Mit den genannten Partnern ist es nun Aufgabe der Wirtschaftsförderung des Landkreises und der Energieagentur, Hauseigentümer von den Vorteilen und spürbaren positiven Auswirkungen der Energieeffizienz oder der regenerativen Energiegewinnung über Solardachanlagen zu überzeugen.

Im Klimaschutzkonzept des Main-Tauber-Kreises ist festgehalten, dass in Deutschland durch energetische Sanierungen von Gebäuden rund 80 Prozent Energie eingespart werden kann. „Dies ist ein enormes Potenzial“, konstatiert Landrat Reinhard Frank. Trotz der drängenden Klimaschutzprobleme liegt die jährliche Sanierungsquote gegenwärtig aber nur bei einem Prozent der 37.000 Bestandsgebäude. Innerhalb des Main-Tauber-Kreises wird deshalb angestrebt, diese Quote auf zwe Prozent zu steigern. Dies entspräche pro Jahr 740 Wohngebäuden im Main-Tauber-Kreis. So fand diesbezüglich eine Auftaktveranstaltung in Niederstetten statt. In anschaulichen Beiträgen wurde aufgezeigt, dass durch energetische Sanierungen bei einer Sanierungsquote von zwei Prozent der Bestandsgebäude im Main-Tauber-Kreis pro Jahr knapp 10.200 Tonnen Co2 eingespart werden können. Ebenso sind beachtliche Werte bei der Energieeinsparung erzielbar. So verliert beispielsweise ein in den 1958 bis 1968er Jahren gebautes Einfamilienhaus – soweit energetisch nicht saniert – rund 21 Prozent seiner Energie über die Dachflächen, rund 33,9 Prozent über die Außenfassade und rund 13,2 Prozent über die Fenster. Verluste bringen auch ältere Heiz- und Warmwasserbereitungsanlagen.

In der Auftaktveranstaltung in Niederstetten wurde geworben, regenerative Energie aus Solardachanlagen zu gewinnen. Gegenwärtig sind mehr als 6.000 Photovoltaikanlagen auf Dachflächen im Main-Tauber-Kreis installiert. Dies entspricht etwa acht Prozent der Gebäude im Landkreis. Untersuchungen belegen allerdings, dass rund 35 Prozent der vorhandenen Wohngebäude Potenzialflächen für Solarenergie auf Dächern bieten. „Wir streben deshalb an, rund 20 Prozent dieses Potenzials in den nächsten Jahren über Solardachenergie zu nutzen“, führt auch Felix Hemmerich von der Energieagentur Main-Tauber aus. Hierzu ist es ebenfalls notwendig, dass Hauseigentümer für diese Art der regenerativen Energiegewinnung gewonnen werden. Nahtlos fließt bei der Solarenergie auch das Thema „Elektromobilität“ ein, welches über Wall-Boxen umgesetzt werden kann.

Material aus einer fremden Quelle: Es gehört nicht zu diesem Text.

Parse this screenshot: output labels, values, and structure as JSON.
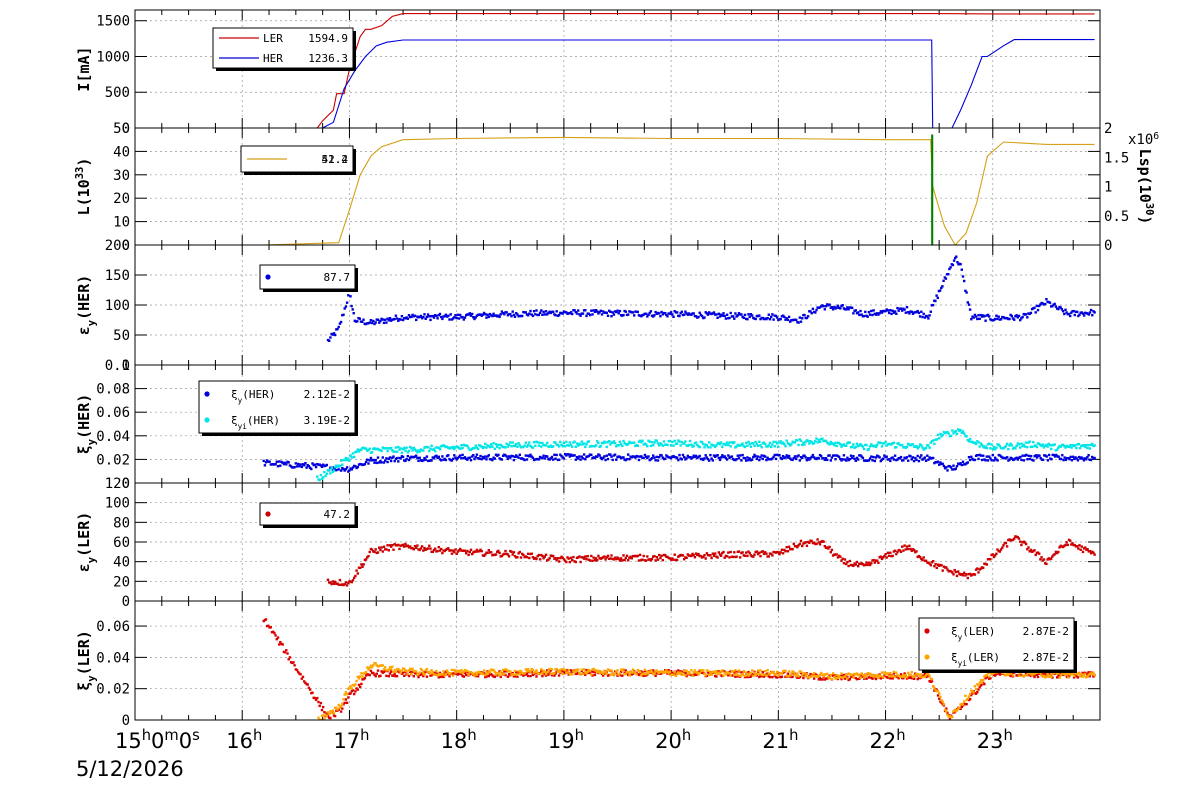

Die Energieagentur Main-Tauber und das Landratsamt Main-Tauber-Kreis möchten deshalb in Folge des angesprochenen Auftakttermins Ende Mai nun in Zusammenarbeit mit den Städten und Gemeinden Creglingen, Igersheim, Niederstetten und Weikersheim die Bereitschaft von Haus- und Gebäudeeigentümern ermitteln. „Wir streben an, dass uns die Rathäuser geeignete Objekte oder auch Straßenzüge nennen, um mit den Eigentümern in Kontakt zu treten“; führt Dezernent Jochen Müssig aus.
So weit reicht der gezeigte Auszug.